Environmental Research Letters (Jan 2019)
Significant feedbacks of wetland methane release on climate change and the causes of their uncertainty
Abstract
Emissions from wetlands are the single largest source of the atmospheric greenhouse gas (GHG) methane (CH _4 ). This may increase in a warming climate, leading to a positive feedback on climate change. For the first time, we extend interactive wetland CH _4 emissions schemes to include the recently quantified, significant process of CH _4 transfer through tropical trees. We constrain the parameterisations using a multi-site flux study, and biogeochemical and inversion models. This provides an estimate and uncertainty range in contemporary, large-scale wetland emissions and their response to temperature. To assess the potential for future wetland CH _4 emissions to feedback on climate, the schemes are forced with simulated climate change using a ‘pattern-scaling’ system, which links altered atmospheric radiative forcing to meteorology changes. We perform multiple simulations emulating 34 Earth System Models over different anthropogenic GHG emissions scenarios (RCPs). We provide a detailed assessment of the causes of uncertainty in predicting wetland CH _4 –climate feedback.

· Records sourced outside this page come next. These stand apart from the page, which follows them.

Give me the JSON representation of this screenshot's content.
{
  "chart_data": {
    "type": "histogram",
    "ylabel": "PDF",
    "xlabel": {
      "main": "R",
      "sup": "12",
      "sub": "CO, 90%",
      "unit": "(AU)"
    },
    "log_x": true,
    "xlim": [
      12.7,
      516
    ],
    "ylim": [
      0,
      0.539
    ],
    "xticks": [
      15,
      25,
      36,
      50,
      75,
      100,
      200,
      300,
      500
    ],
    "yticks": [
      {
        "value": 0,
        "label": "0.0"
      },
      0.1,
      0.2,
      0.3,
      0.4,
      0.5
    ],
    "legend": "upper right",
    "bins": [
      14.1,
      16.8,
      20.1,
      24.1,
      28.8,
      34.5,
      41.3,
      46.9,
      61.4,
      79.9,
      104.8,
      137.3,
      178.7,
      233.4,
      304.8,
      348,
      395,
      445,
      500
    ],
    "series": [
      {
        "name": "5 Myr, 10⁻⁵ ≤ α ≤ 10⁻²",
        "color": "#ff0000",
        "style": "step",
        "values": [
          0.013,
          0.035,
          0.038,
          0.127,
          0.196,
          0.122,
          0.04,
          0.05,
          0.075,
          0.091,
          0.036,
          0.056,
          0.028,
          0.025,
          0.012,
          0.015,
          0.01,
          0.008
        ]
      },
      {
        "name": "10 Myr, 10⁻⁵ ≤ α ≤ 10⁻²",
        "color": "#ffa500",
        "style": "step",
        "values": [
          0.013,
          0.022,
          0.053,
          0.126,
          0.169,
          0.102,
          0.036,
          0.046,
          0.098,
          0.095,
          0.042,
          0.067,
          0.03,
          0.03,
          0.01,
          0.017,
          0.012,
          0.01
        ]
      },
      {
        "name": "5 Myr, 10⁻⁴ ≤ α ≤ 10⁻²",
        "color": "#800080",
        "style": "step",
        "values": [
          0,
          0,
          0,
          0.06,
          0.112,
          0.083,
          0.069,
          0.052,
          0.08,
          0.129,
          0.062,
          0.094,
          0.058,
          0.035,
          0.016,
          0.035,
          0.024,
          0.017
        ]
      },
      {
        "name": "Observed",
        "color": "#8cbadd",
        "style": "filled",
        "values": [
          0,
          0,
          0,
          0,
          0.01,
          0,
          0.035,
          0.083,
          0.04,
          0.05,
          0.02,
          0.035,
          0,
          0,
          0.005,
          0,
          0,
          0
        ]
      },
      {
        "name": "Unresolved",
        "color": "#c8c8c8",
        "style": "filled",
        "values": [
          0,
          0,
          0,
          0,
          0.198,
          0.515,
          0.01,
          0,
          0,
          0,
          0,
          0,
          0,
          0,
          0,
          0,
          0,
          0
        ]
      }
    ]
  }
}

Despite the constraints applied, uncertainty from wetland CH _4 emission modelling is greater that from projected climate spread (under a given RCP). Limited knowledge of contemporary global wetland emissions restricts model calibration, producing the largest individual cause of wetland parameterisation uncertainty. Wetland feedback causes an additional temperature increase between 0.6% and 5.5% over the 21st century, with a feedback on climate ranging from 0.01 to 0.11 Wm ^−2 K ^−1 . Wetland CH _4 emissions amplify atmospheric CH _4 increases by up to a further possible 25.4% in one simulation, and reduce remaining allowed anthropogenic emissions to maintain the RCP2.6 temperature threshold by 8.0% on average.